В преддверии комендантского часа Литейный ожил. Стали попадаться прохожие, звеня и громыхая разболтанным кузовом, пробежал грузовик.

— Я много думала о вас, Дима, — заговорила Катерина Ивановна, когда они остановились, чтоб передохнуть перед последним этапом. — Нет, неправда, что много, скорее часто. И всегда мне хотелось вам что-то сказать, а я не говорила.

— Напрасно, — с трудом выдавил Митя. Он и хотел и боялся разговора о Горбунове.

— Это вам сейчас кажется, что напрасно, а если б я заговорила, вы бы сразу сказали, что я многого не знаю и не могу судить о ваших отношениях. Я сама ее осуждала, а теперь чувствую себя последней свиньей.

— Перед кем?!

— Перед Тамарой. Разве мы не о ней говорим?

— Разумеется, — сказал Митя поспешно, — но в чем вы себя обвиняете?

— В черствости, в поспешности, в высокомерии. Вероятно, все это, вместе взятое, имеет даже худшее название.

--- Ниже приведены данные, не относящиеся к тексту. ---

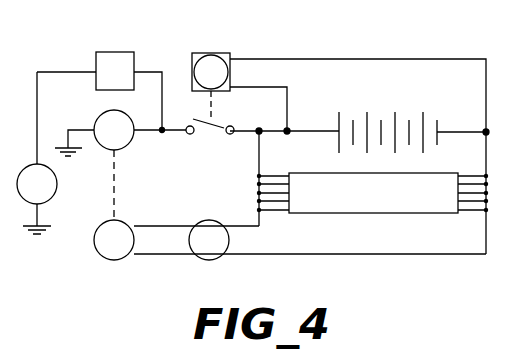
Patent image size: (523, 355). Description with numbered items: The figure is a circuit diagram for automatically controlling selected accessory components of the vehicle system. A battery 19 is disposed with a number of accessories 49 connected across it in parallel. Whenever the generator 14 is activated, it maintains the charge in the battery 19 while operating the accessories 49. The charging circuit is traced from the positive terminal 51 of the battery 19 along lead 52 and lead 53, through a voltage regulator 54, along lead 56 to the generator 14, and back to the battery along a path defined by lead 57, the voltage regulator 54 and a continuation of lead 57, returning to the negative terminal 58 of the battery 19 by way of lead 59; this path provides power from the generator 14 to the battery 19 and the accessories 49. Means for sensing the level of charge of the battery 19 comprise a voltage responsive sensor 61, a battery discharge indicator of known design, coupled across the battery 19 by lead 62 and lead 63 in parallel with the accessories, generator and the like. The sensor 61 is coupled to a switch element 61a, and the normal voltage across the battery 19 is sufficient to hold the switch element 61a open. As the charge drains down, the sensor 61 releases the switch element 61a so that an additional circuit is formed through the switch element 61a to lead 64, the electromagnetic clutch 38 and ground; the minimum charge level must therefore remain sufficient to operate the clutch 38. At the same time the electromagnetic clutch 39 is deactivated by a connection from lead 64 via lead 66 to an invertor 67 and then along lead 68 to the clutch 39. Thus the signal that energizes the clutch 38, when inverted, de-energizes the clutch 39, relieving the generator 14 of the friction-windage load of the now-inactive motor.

The lead 68 is at (66, 72).
The invertor 67 is at (117, 52).
The lead 66 is at (162, 72).
The electromagnetic clutch 38 is at (98, 116).
The electromagnetic clutch 39 is at (57, 184).
The generator 14 is at (106, 258).
The lead 56 is at (165, 226).
The lead 57 is at (166, 254).
The voltage regulator 54 is at (223, 256).
The lead 53 is at (246, 224).
The lead 52 is at (262, 129).
The positive terminal 51 is at (318, 130).
The battery 19 is at (368, 126).
The negative terminal 58 is at (438, 128).
The lead 59 is at (459, 131).
The lead 62 is at (414, 59).
The voltage responsive sensor 61 is at (214, 53).
The lead 63 is at (276, 87).
The lead 64 is at (174, 132).
The switch element 61a is at (218, 132).
The accessories 49 is at (352, 214).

А ведь мы дружили с детства, вместе бегали по двору. Мы с ней очень разные, но я всегда знала, что Тамарка — личность. Она может быть очень груба, а я не выношу грубости, и мы часто ссорились. И всегда мирились — знаете почему? Потому что благороднее всего она вела себя во время наших ссор. Когда это всего труднее.

— Это вы и хотели мне сказать?

— Да, я хотела, чтоб вы знали, что я о ней думаю. Тамару может заносить в разные стороны, она может наделать ошибок, делала их раньше и делает сейчас, но она решительно не способна на душевную низость…

Оглянувшись, она замолчала. Подошли отставшие Туляков и Савин, и продолжать разговор стало трудно, Митя все-таки спросил:

— И это все, что вы хотели мне сказать?

— Все, — сказала Катя. — Я могла бы сказать и больше, но не хочу злоупотреблять ни Тамариным доверием, ни вашим терпением.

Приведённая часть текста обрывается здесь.